Increasingly, LFA developers are covalently binding antibodies to the surface of nanoparticle lateral flow probes. Covalent attachment is more stable with less antibody desorption and requires fewer antibodies during conjugation. Covalent attachment can be accomplished with several different chemistries. For our BioReady products that are optimized for lateral flow, we typically utilize amide bonds to connect a carboxylic acid functionalized nanoparticle to free amines on the antibody. This covalent bond is achieved through an EDC/Sulfo-NHS intermediary (see Figure 5) generated from a carboxylic acid surface particle. For antibodies, lysine residues are the primary target sites for EDC/NHS conjugation. A typical IgG antibody will have 80–100 lysine residues of which 30–40 will be accessible for EDC/NHS binding. Proteins such as bovine serum albumin have similar numbers of surface accessible lysine groups. NanoComposix sells BioReady nanoparticles with both carboxylic acid surfaces and also an NHS activated surface to allow for simplified conjugation eliminating the need for the user to perform the intermediary EDC/NHS chemistry steps.

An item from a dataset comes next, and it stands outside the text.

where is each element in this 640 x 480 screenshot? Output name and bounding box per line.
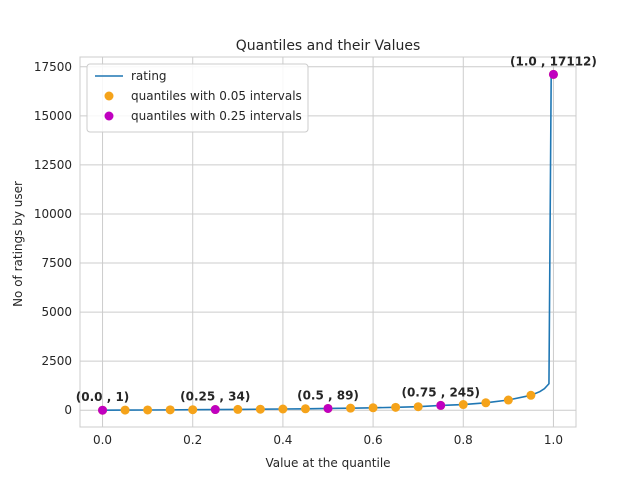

For many lateral flow diagnostics, such as those that detect pregnancy, a simple “yes” or “no” is all that is necessary. For other lateral flow assays, the strength of the test line can provide “semi-quantitative” results, where the result is reported as falling within bins of a particular range (e.g., low, medium or high) or “quantitative” results, where a number that correlates to the concentration of the analyte is reported. Quantitative lateral flow assays require more stringent fabrication conditions and in most cases, a digital reader. Recent advancements in the development of inexpensive readers based on cell phone technologies have recently become available (see Figure 4) and provide a simple and inexpensive solution for quantifying lateral flow assay results.